US President Bush all but completed his Cabinet reorganization on Wednesday, appointing a former head of the Republican National Committee, Jim Nicholson, as head of the Department of Veterans Affairs, and announcing that four other department heads will stay on.
The announcement, coming a day after Treasury Secretary John Snow was asked to remain in office, means that Bush is replacing nine Cabinet secretaries -- the greatest number in recent times. Former president Richard Nixon replaced eight members of his Cabinet when he entered his second term, though the Cabinet was smaller. Presidents Bill Clinton and Ronald Reagan each replaced seven members of their cabinets.
In recent weeks, administration officials have made clear that Bush wanted to have much of his Cabinet in place by inauguration day, allowing him to move on what he has described as an ambitious domestic agenda of overhauling Social Security and the tax system. The process has been so carefully coordinated that only two Cabinet posts -- the secretaries of energy and health and human services -- have been left open after the resignation of current Cabinet members. In each of the other cases, the announcement of a resignation one day has been immediately followed by the naming of a successor.
"It's fair to say that in each of these jobs, the president and Andy Card and Karl knew who they wanted," one White House official said, referring to the White House chief of staff and to Karl Rove, the president's chief political adviser.
Bush's spokesman, Scott McClellan, said that the president spoke on Wednesday to the only Democrat in his Cabinet, Transportation Secretary Norman Mineta, and asked him to stay on. Mineta, who has experienced recent health difficulties, had been widely expected to leave.
He did the same with Interior Secretary Gale Norton and Labor Secretary Elaine Chao. Earlier he had spoken with Alphonso Jackson, who took over the Department of Housing and Urban Development when Mel Martinez resigned to run for the Senate from Florida. Martinez won.
Nicholson, who is ambassador to the Vatican, has long been close to Bush and ran the Republican Party during the 2000 campaign. He faces a deep challenge: the Veterans Administration has been attempting to close older, expensive and under-used hospitals, while opening some new ones -- mostly in Sun Belt states where many veterans have settled. One of the most contentious arguments over an older facility has been in Waco, Texas, just kilometers from Bush's ranch, where the president often returns to read headlines in the local papers about the hospital's troubles.

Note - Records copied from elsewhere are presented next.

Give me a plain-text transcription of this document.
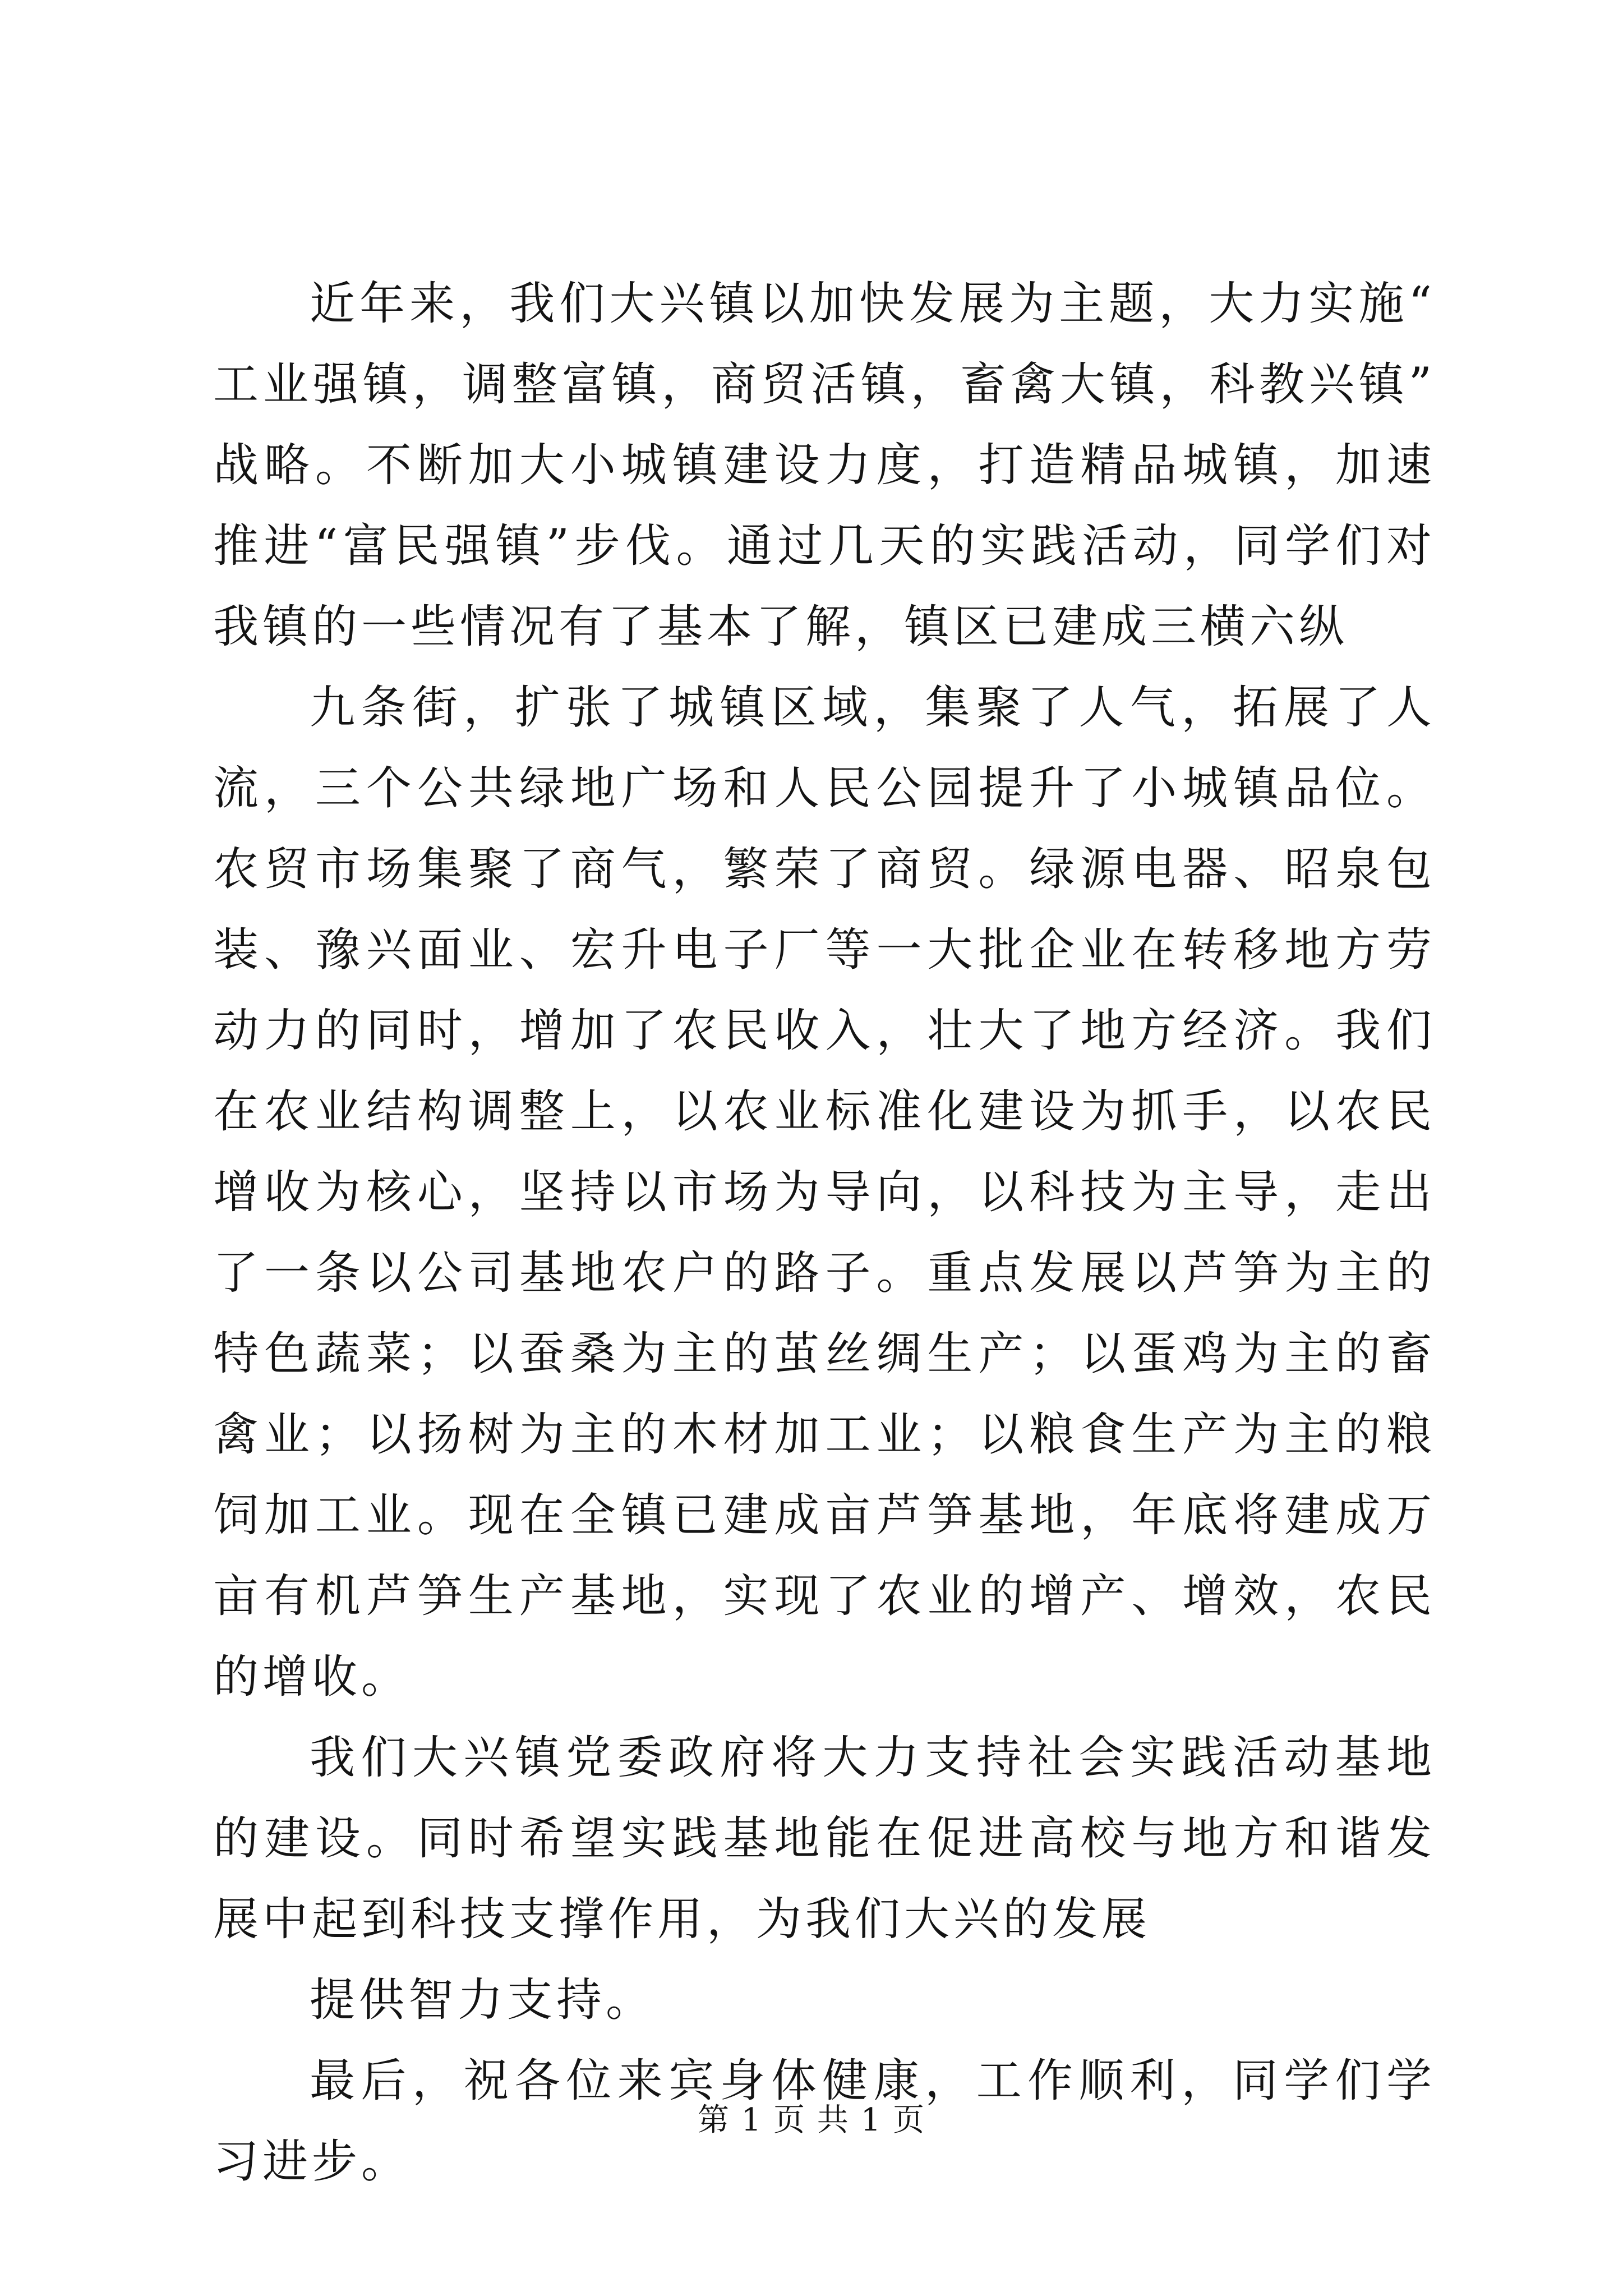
近年来，我们大兴镇以加快发展为主题，大力实施“工业强镇，调整富镇，商贸活镇，畜禽大镇，科教兴镇”战略。不断加大小城镇建设力度，打造精品城镇，加速推进“富民强镇”步伐。通过几天的实践活动，同学们对我镇的一些情况有了基本了解，镇区已建成三横六纵

九条街，扩张了城镇区域，集聚了人气，拓展了人流，三个公共绿地广场和人民公园提升了小城镇品位。农贸市场集聚了商气，繁荣了商贸。绿源电器、昭泉包装、豫兴面业、宏升电子厂等一大批企业在转移地方劳动力的同时，增加了农民收入，壮大了地方经济。我们在农业结构调整上，以农业标准化建设为抓手，以农民增收为核心，坚持以市场为导向，以科技为主导，走出了一条以公司基地农户的路子。重点发展以芦笋为主的特色蔬菜；以蚕桑为主的茧丝绸生产；以蛋鸡为主的畜禽业；以扬树为主的木材加工业；以粮食生产为主的粮饲加工业。现在全镇已建成亩芦笋基地，年底将建成万亩有机芦笋生产基地，实现了农业的增产、增效，农民的增收。

我们大兴镇党委政府将大力支持社会实践活动基地的建设。同时希望实践基地能在促进高校与地方和谐发展中起到科技支撑作用，为我们大兴的发展

提供智力支持。

最后，祝各位来宾身体健康，工作顺利，同学们学习进步。

第 1 页 共 1 页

Nicholson is considered a skilled political fixer, and Thursday Bush called him "a patriot, a man of deep conviction who has answered his country's call many times." He served as a paratrooper and an Army Ranger in Vietnam, and earned a bronze star. At the Vatican, Nicholson organized several presidential visits to Pope John Paul II and pressed questions of religious freedom in Russia and China, which has become a critical issue to many of Bush's core political constituents. He also took a role in trying to tamp down objections to the sale of genetically altered foods to some of the world's poorest nations. He is the author of a history of American relations with the Vatican dating back to 1788.